Sword, aside. “Negotiation.” Doodle by me.


English has been negotiating negotiation since the early 1500s, adopting the word directly – or lazily, shall we say – from the French négociation, “business.” Early on, a negotiation named a “business transaction,” referring to political agreements by the middle of the century. By the end of the century, the verb form is recorded, apparently a back-formation of the noun. Today, we might also negotiate a turn; this sense of skillful maneuvering appears by the late 19th century.

The French négociation made a quick transaction with Latin’s negōtium, also meaning “business.” If you are working, you are not relaxing. This is etymologically true for negōtium: the word joins neg– (“not”) and ōtium, “leisure, free time, relaxation.” So, a negotiation is literally “not leisure.”

Also featured in English words like negative, neg– comes from Latin’s nec, an adverb meaning “no” or “not.” Nec has deeper Proto-Indo-European roots: *ne-, as you might have guessed, also means “no” or “not.”

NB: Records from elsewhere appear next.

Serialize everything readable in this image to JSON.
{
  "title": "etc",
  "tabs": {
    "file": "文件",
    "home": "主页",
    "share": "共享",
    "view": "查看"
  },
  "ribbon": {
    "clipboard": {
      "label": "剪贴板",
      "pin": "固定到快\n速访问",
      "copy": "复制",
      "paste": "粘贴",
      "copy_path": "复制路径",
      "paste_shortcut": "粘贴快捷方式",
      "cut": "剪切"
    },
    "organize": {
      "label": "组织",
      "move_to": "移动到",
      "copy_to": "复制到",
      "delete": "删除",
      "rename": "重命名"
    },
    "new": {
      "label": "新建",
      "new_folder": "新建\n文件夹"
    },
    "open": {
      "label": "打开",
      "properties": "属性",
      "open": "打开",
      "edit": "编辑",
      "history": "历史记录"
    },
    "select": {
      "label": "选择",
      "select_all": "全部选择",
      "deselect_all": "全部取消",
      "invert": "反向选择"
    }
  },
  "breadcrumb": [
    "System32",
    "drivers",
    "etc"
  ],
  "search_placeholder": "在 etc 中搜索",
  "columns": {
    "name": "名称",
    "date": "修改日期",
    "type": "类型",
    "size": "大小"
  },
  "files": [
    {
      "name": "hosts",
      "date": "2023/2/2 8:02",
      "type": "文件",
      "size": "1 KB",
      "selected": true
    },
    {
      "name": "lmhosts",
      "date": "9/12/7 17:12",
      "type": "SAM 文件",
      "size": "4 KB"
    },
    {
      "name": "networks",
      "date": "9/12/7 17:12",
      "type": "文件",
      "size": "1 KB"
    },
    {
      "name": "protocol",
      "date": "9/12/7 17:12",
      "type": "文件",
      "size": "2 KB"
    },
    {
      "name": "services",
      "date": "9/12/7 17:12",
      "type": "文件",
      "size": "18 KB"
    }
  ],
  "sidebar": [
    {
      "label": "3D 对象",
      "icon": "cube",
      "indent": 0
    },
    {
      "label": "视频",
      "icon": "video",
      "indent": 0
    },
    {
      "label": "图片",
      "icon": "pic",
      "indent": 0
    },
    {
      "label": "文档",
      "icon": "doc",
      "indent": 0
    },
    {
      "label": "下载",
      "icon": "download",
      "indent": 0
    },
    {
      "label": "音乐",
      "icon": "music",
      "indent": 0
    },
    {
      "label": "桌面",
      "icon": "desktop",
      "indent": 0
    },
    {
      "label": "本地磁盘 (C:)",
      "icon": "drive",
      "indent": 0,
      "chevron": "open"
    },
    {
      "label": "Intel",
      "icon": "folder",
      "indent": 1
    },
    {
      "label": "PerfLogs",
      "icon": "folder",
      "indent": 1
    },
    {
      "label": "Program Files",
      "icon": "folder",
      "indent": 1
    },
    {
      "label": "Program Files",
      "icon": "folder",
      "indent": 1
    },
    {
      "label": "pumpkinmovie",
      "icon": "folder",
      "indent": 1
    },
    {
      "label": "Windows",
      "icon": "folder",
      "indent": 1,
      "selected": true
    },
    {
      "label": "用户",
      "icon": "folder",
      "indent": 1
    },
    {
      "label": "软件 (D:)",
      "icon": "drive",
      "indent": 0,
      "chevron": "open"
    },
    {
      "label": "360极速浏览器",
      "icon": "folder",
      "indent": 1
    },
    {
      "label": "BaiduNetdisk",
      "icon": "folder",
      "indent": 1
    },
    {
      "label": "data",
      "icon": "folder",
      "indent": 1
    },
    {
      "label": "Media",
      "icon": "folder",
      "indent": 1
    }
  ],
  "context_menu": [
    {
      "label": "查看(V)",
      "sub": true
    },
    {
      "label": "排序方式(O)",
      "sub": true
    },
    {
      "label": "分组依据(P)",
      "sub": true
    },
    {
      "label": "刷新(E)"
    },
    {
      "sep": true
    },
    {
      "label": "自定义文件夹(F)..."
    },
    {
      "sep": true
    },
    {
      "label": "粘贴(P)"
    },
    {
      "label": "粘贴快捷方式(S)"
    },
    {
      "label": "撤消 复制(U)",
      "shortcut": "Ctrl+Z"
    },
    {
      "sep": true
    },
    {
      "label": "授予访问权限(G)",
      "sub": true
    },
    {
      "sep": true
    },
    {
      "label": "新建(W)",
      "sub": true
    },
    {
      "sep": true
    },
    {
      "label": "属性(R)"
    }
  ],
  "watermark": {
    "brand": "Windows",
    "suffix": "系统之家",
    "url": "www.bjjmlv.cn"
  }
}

As for ōtium? The origin is unknown. That long o might sound a wide yawn of leisure, but then how do you explain ōdium, “hatred”? That long o now assumes a different character, no? Alas, some etymological efforts are otiose, or “fruitless,” in an earlier sense of this ōtium derivative now largely meaning “lazy.”

That said, ōtium could take on some more specific meanings in Latin, such as “retirement,” particularly from public affairs. Some of the earliest usages of the word are military, referring to breaks in the fighting, which, in the campaigns of antiquity, might have lasted long winters.

They say the pen is mightier than the sword. In the case of ōtium, it might be more leisurely. Enjoying ōtium, the Roman might have attended to his or her personal affairs, or perhaps engaged in the more refined pursuits of discourse – of art and philosophy, just as we saw in my post on the origin of school, which derives from the Ancient Greek for “leisure.”

Today, we consider diplomatic negotiations as alternatives to war. Etymologically, that was true was the otiations. Either way, great things happen when we put down our weapons.